La investigación, liderada por el juez Gerardo Giménez y el fiscal Federico Heinz, cobró impulso cuando los pesquisas reconstruyeron los últimos movimientos de Cepeda. El jubilado, que frecuentaba habitualmente el casino céntrico de la ciudad, acababa de percibir una millonaria indemnización por sus años de servicio en la industria petrolera. Varios testimonios coincidieron en que la última vez que se lo vio con vida estaba en compañía de Félix Marcelo Curtti, de 61 años, quien se convirtió de inmediato en el principal sospechoso del brutal asesinato.
Los detalles que surgieron de las pericias forenses, encabezadas por el médico Francisco Echandí, describen una escena de película de terror.

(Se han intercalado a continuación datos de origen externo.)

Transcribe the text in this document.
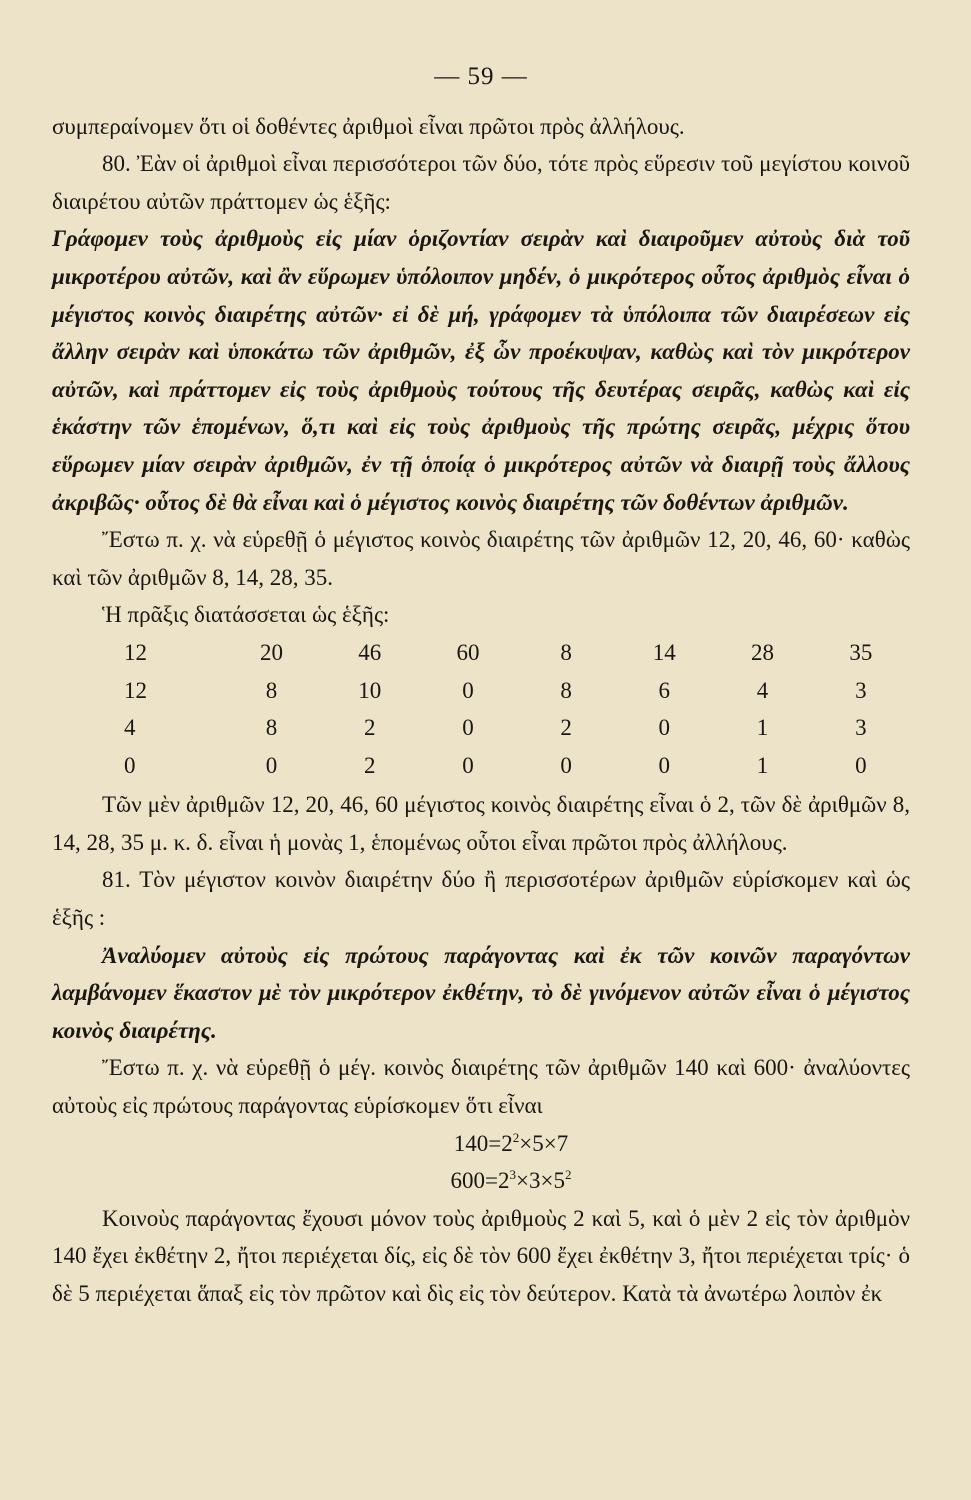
— 59 —

συμπεραίνομεν ὅτι οἱ δοθέντες ἀριθμοὶ εἶναι πρῶτοι πρὸς ἀλλήλους.

80. Ἐὰν οἱ ἀριθμοὶ εἶναι περισσότεροι τῶν δύο, τότε πρὸς εὕρεσιν τοῦ μεγίστου κοινοῦ διαιρέτου αὐτῶν πράττομεν ὡς ἑξῆς:

Γράφομεν τοὺς ἀριθμοὺς εἰς μίαν ὁριζοντίαν σειρὰν καὶ διαιροῦμεν αὐτοὺς διὰ τοῦ μικροτέρου αὐτῶν, καὶ ἂν εὕρωμεν ὑπόλοιπον μηδέν, ὁ μικρότερος οὗτος ἀριθμὸς εἶναι ὁ μέγιστος κοινὸς διαιρέτης αὐτῶν· εἰ δὲ μή, γράφομεν τὰ ὑπόλοιπα τῶν διαιρέσεων εἰς ἄλλην σειρὰν καὶ ὑποκάτω τῶν ἀριθμῶν, ἐξ ὧν προέκυψαν, καθὼς καὶ τὸν μικρότερον αὐτῶν, καὶ πράττομεν εἰς τοὺς ἀριθμοὺς τούτους τῆς δευτέρας σειρᾶς, καθὼς καὶ εἰς ἑκάστην τῶν ἑπομένων, ὅ,τι καὶ εἰς τοὺς ἀριθμοὺς τῆς πρώτης σειρᾶς, μέχρις ὅτου εὕρωμεν μίαν σειρὰν ἀριθμῶν, ἐν τῇ ὁποίᾳ ὁ μικρότερος αὐτῶν νὰ διαιρῇ τοὺς ἄλλους ἀκριβῶς· οὗτος δὲ θὰ εἶναι καὶ ὁ μέγιστος κοινὸς διαιρέτης τῶν δοθέντων ἀριθμῶν.

Ἔστω π. χ. νὰ εὑρεθῇ ὁ μέγιστος κοινὸς διαιρέτης τῶν ἀριθμῶν 12, 20, 46, 60· καθὼς καὶ τῶν ἀριθμῶν 8, 14, 28, 35.

Ἡ πρᾶξις διατάσσεται ὡς ἑξῆς:

12	20	46	60	8	14	28	35
12	8	10	0	8	6	4	3
4	8	2	0	2	0	1	3
0	0	2	0	0	0	1	0

Τῶν μὲν ἀριθμῶν 12, 20, 46, 60 μέγιστος κοινὸς διαιρέτης εἶναι ὁ 2, τῶν δὲ ἀριθμῶν 8, 14, 28, 35 μ. κ. δ. εἶναι ἡ μονὰς 1, ἑπομένως οὗτοι εἶναι πρῶτοι πρὸς ἀλλήλους.

81. Τὸν μέγιστον κοινὸν διαιρέτην δύο ἢ περισσοτέρων ἀριθμῶν εὑρίσκομεν καὶ ὡς ἑξῆς :

Ἀναλύομεν αὐτοὺς εἰς πρώτους παράγοντας καὶ ἐκ τῶν κοινῶν παραγόντων λαμβάνομεν ἕκαστον μὲ τὸν μικρότερον ἐκθέτην, τὸ δὲ γινόμενον αὐτῶν εἶναι ὁ μέγιστος κοινὸς διαιρέτης.

Ἔστω π. χ. νὰ εὑρεθῇ ὁ μέγ. κοινὸς διαιρέτης τῶν ἀριθμῶν 140 καὶ 600· ἀναλύοντες αὐτοὺς εἰς πρώτους παράγοντας εὑρίσκομεν ὅτι εἶναι

$140=2^2\times 5\times 7$
$600=2^3\times 3\times 5^2$

Κοινοὺς παράγοντας ἔχουσι μόνον τοὺς ἀριθμοὺς 2 καὶ 5, καὶ ὁ μὲν 2 εἰς τὸν ἀριθμὸν 140 ἔχει ἐκθέτην 2, ἤτοι περιέχεται δίς, εἰς δὲ τὸν 600 ἔχει ἐκθέτην 3, ἤτοι περιέχεται τρίς· ὁ δὲ 5 περιέχεται ἅπαξ εἰς τὸν πρῶτον καὶ δὶς εἰς τὸν δεύτερον. Κατὰ τὰ ἀνωτέρω λοιπὸν ἐκ
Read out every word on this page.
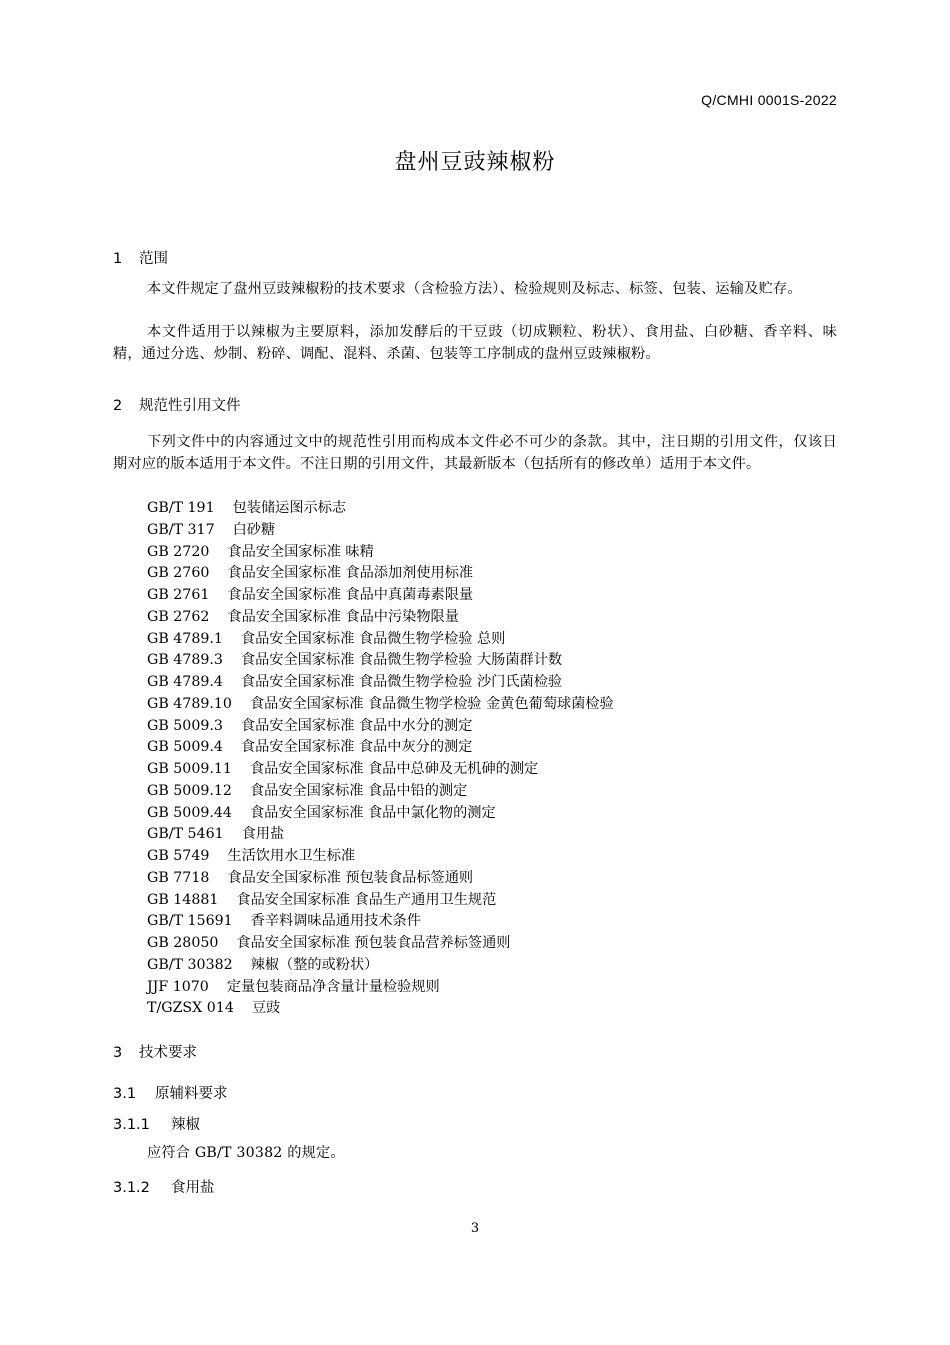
Q/CMHI 0001S-2022
盘州豆豉辣椒粉
1 范围

本文件规定了盘州豆豉辣椒粉的技术要求（含检验方法）、检验规则及标志、标签、包装、运输及贮存。

本文件适用于以辣椒为主要原料，添加发酵后的干豆豉（切成颗粒、粉状）、食用盐、白砂糖、香辛料、味精，通过分选、炒制、粉碎、调配、混料、杀菌、包装等工序制成的盘州豆豉辣椒粉。

2 规范性引用文件

下列文件中的内容通过文中的规范性引用而构成本文件必不可少的条款。其中，注日期的引用文件，仅该日期对应的版本适用于本文件。不注日期的引用文件，其最新版本（包括所有的修改单）适用于本文件。

GB/T 191 包装储运图示标志
GB/T 317 白砂糖
GB 2720 食品安全国家标准 味精
GB 2760 食品安全国家标准 食品添加剂使用标准
GB 2761 食品安全国家标准 食品中真菌毒素限量
GB 2762 食品安全国家标准 食品中污染物限量
GB 4789.1 食品安全国家标准 食品微生物学检验 总则
GB 4789.3 食品安全国家标准 食品微生物学检验 大肠菌群计数
GB 4789.4 食品安全国家标准 食品微生物学检验 沙门氏菌检验
GB 4789.10 食品安全国家标准 食品微生物学检验 金黄色葡萄球菌检验
GB 5009.3 食品安全国家标准 食品中水分的测定
GB 5009.4 食品安全国家标准 食品中灰分的测定
GB 5009.11 食品安全国家标准 食品中总砷及无机砷的测定
GB 5009.12 食品安全国家标准 食品中铅的测定
GB 5009.44 食品安全国家标准 食品中氯化物的测定
GB/T 5461 食用盐
GB 5749 生活饮用水卫生标准
GB 7718 食品安全国家标准 预包装食品标签通则
GB 14881 食品安全国家标准 食品生产通用卫生规范
GB/T 15691 香辛料调味品通用技术条件
GB 28050 食品安全国家标准 预包装食品营养标签通则
GB/T 30382 辣椒（整的或粉状）
JJF 1070 定量包装商品净含量计量检验规则
T/GZSX 014 豆豉
3 技术要求
3.1 原辅料要求
3.1.1 辣椒

应符合 GB/T 30382 的规定。

3.1.2 食用盐
3
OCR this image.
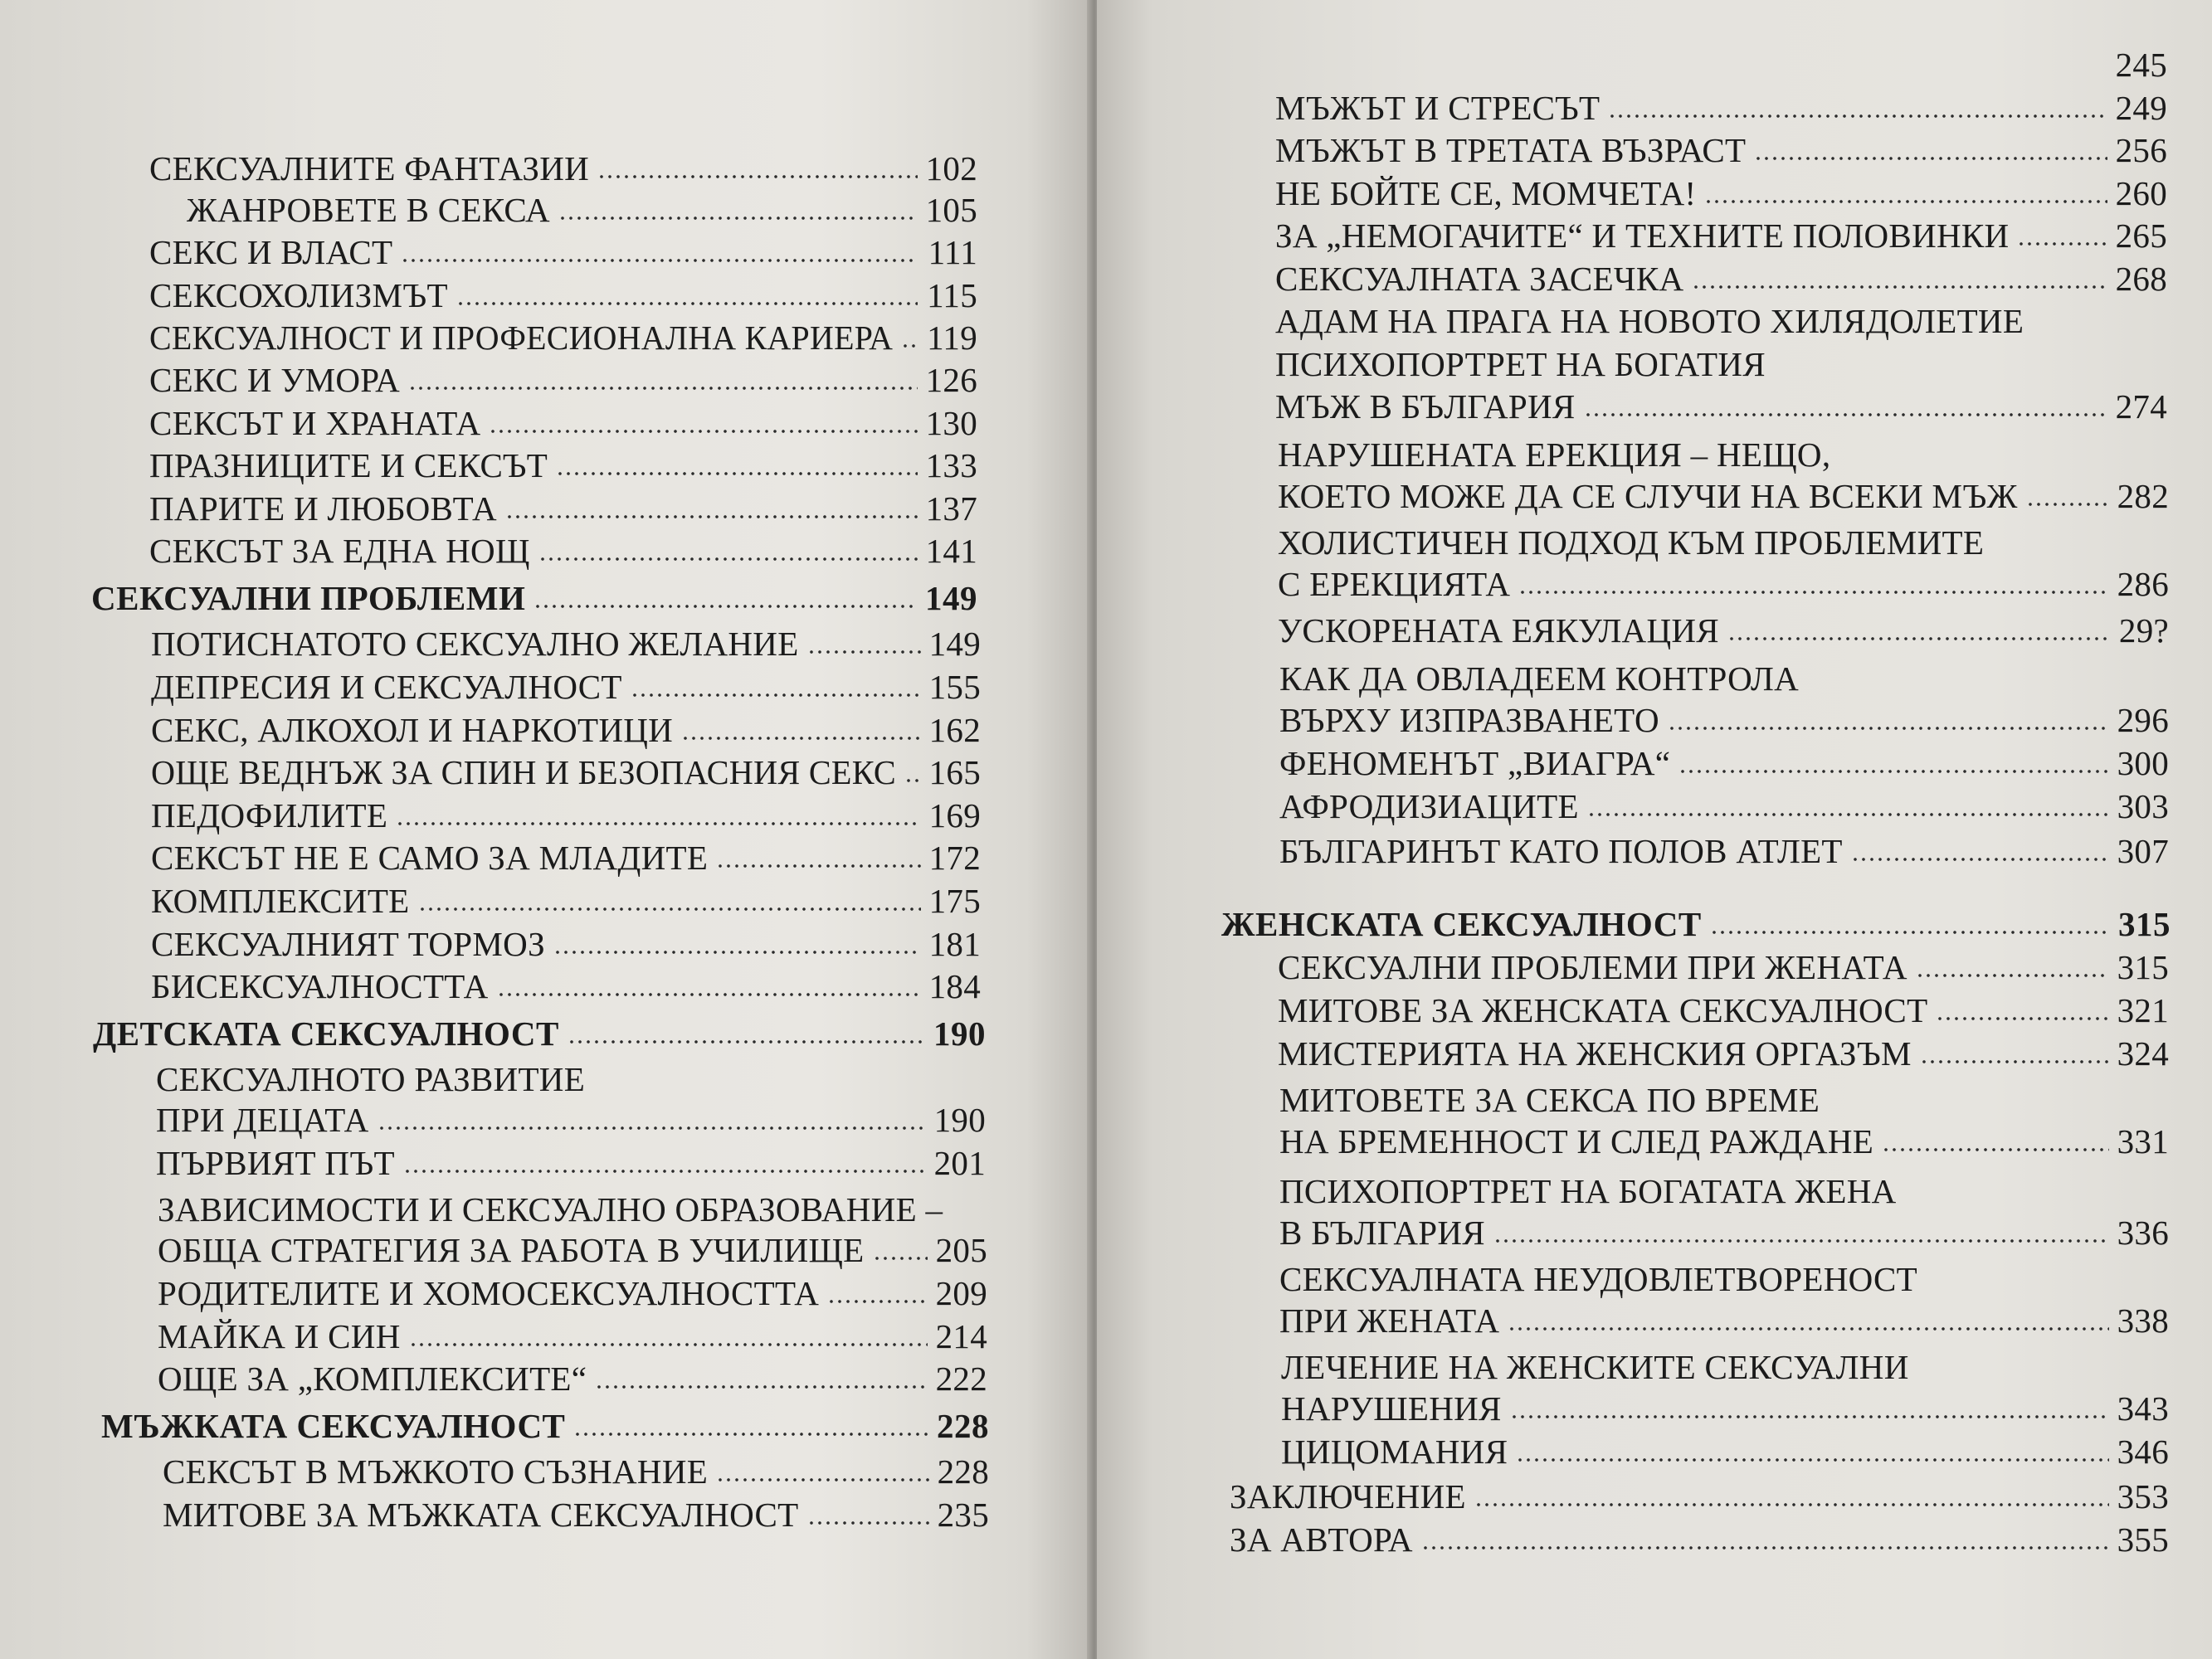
СЕКСУАЛНИТЕ ФАНТАЗИИ	102
ЖАНРОВЕТЕ В СЕКСА	105
СЕКС И ВЛАСТ	111
СЕКСОХОЛИЗМЪТ	115
СЕКСУАЛНОСТ И ПРОФЕСИОНАЛНА КАРИЕРА 119
СЕКС И УМОРА	126
СЕКСЪТ И ХРАНАТА	130
ПРАЗНИЦИТЕ И СЕКСЪТ	133
ПАРИТЕ И ЛЮБОВТА	137
СЕКСЪТ ЗА ЕДНА НОЩ	141
СЕКСУАЛНИ ПРОБЛЕМИ	149
ПОТИСНАТОТО СЕКСУАЛНО ЖЕЛАНИЕ	149
ДЕПРЕСИЯ И СЕКСУАЛНОСТ	155
СЕКС, АЛКОХОЛ И НАРКОТИЦИ	162
ОЩЕ ВЕДНЪЖ ЗА СПИН И БЕЗОПАСНИЯ СЕКС 165
ПЕДОФИЛИТЕ	169
СЕКСЪТ НЕ Е САМО ЗА МЛАДИТЕ	172
КОМПЛЕКСИТЕ	175
СЕКСУАЛНИЯТ ТОРМОЗ	181
БИСЕКСУАЛНОСТТА	184
ДЕТСКАТА СЕКСУАЛНОСТ	190
СЕКСУАЛНОТО РАЗВИТИЕ
ПРИ ДЕЦАТА	190
ПЪРВИЯТ ПЪТ	201
ЗАВИСИМОСТИ И СЕКСУАЛНО ОБРАЗОВАНИЕ –
ОБЩА СТРАТЕГИЯ ЗА РАБОТА В УЧИЛИЩЕ 205
РОДИТЕЛИТЕ И ХОМОСЕКСУАЛНОСТТА	209
МАЙКА И СИН	214
ОЩЕ ЗА „КОМПЛЕКСИТЕ“	222
МЪЖКАТА СЕКСУАЛНОСТ	228
СЕКСЪТ В МЪЖКОТО СЪЗНАНИЕ	228
МИТОВЕ ЗА МЪЖКАТА СЕКСУАЛНОСТ	235
245
МЪЖЪТ И СТРЕСЪТ	249
МЪЖЪТ В ТРЕТАТА ВЪЗРАСТ	256
НЕ БОЙТЕ СЕ, МОМЧЕТА!	260
ЗА „НЕМОГАЧИТЕ“ И ТЕХНИТЕ ПОЛОВИНКИ	265
СЕКСУАЛНАТА ЗАСЕЧКА	268
АДАМ НА ПРАГА НА НОВОТО ХИЛЯДОЛЕТИЕ
ПСИХОПОРТРЕТ НА БОГАТИЯ
МЪЖ В БЪЛГАРИЯ	274
НАРУШЕНАТА ЕРЕКЦИЯ – НЕЩО,
КОЕТО МОЖЕ ДА СЕ СЛУЧИ НА ВСЕКИ МЪЖ	282
ХОЛИСТИЧЕН ПОДХОД КЪМ ПРОБЛЕМИТЕ
С ЕРЕКЦИЯТА	286
УСКОРЕНАТА ЕЯКУЛАЦИЯ	29?
КАК ДА ОВЛАДЕЕМ КОНТРОЛА
ВЪРХУ ИЗПРАЗВАНЕТО	296
ФЕНОМЕНЪТ „ВИАГРА“	300
АФРОДИЗИАЦИТЕ	303
БЪЛГАРИНЪТ КАТО ПОЛОВ АТЛЕТ	307
ЖЕНСКАТА СЕКСУАЛНОСТ	315
СЕКСУАЛНИ ПРОБЛЕМИ ПРИ ЖЕНАТА	315
МИТОВЕ ЗА ЖЕНСКАТА СЕКСУАЛНОСТ	321
МИСТЕРИЯТА НА ЖЕНСКИЯ ОРГАЗЪМ	324
МИТОВЕТЕ ЗА СЕКСА ПО ВРЕМЕ
НА БРЕМЕННОСТ И СЛЕД РАЖДАНЕ	331
ПСИХОПОРТРЕТ НА БОГАТАТА ЖЕНА
В БЪЛГАРИЯ	336
СЕКСУАЛНАТА НЕУДОВЛЕТВОРЕНОСТ
ПРИ ЖЕНАТА	338
ЛЕЧЕНИЕ НА ЖЕНСКИТЕ СЕКСУАЛНИ
НАРУШЕНИЯ	343
ЦИЦОМАНИЯ	346
ЗАКЛЮЧЕНИЕ	353
ЗА АВТОРА	355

Según fuentes vinculadas al caso, existen indicios de que el cuerpo de Cepeda habría sido descuartizado en una parrilla perteneciente al mismo complejo de departamentos. El macabro plan de ocultamiento incluyó el desmembramiento y la distribución de los restos en bolsas de consorcio para dificultar su identificación. Tras el hallazgo, Curtti se entregó espontáneamente a las autoridades y, aunque se negó a declarar formalmente en la indagatoria, habría admitido extraoficialmente su autoría ante los efectivos, indicando incluso dónde se encontraban las partes faltantes del cadáver.
La hipótesis central que maneja la justicia santacruceña apunta a un móvil económico, vinculado directamente al dinero que la víctima había cobrado recientemente. Los investigadores buscan determinar ahora si Curtti actuó en soledad, tal como habría manifestado, o si contó con la complicidad de otras personas para ejecutar un crimen de tal magnitud. Mientras la comunidad de Río Gallegos intenta procesar el impacto de tanta violencia, la policía continúa realizando rastrillajes y pericias técnicas para cerrar el círculo probatorio sobre un hecho que ya se perfila como uno de los más oscuros de la historia criminal de la provincia.